C'è anche il primo beato indiano, Lazzaro detto Devasahayam (1711-1752), ex ufficiale assassinato da un gruppo di soldati a causa della sua conversione al cristianesimo. Gli altri sono tutti religiosi: i francesi Cesar De Bus (1544-1607), fondatore della Congregazione dei Padri della Dottrina Cristiana, e Marie Rivier (1768-1838), fondatrice delle Suore della Presentazione di Maria.
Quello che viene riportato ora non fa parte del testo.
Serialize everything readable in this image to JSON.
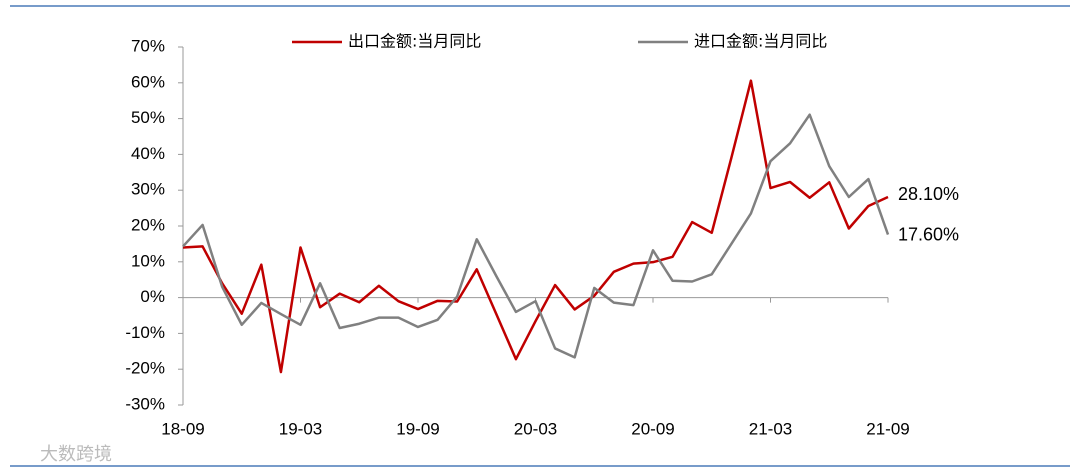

Quindi i cinque italiani, oltre a suo Santocanale: ci sono il sacerdote bergamasco Luigi Maria Palazzolo (1827-1886), fondatore dell'Istituto delle Suore delle Poverelle; il prete napoletano Giustino Maria Russolillo (1891-1955), fondatore della Società delle Divine Vocazioni e della Congregazione delle Suore delle Divine Vocazioni; la piemontese morta in Uruguay Maria Francesca di Gesù Rubatto (1844-1904), fondatrice della Suore Terziarie Cappuccine di Loano; la veneta Maria Domenica Mantovani (1862-1934), in religione Giuseppina dell'Immacolata, co-fondatrice e prima superiora dell'Istituto delle Piccole Suore della Sacra Famiglia.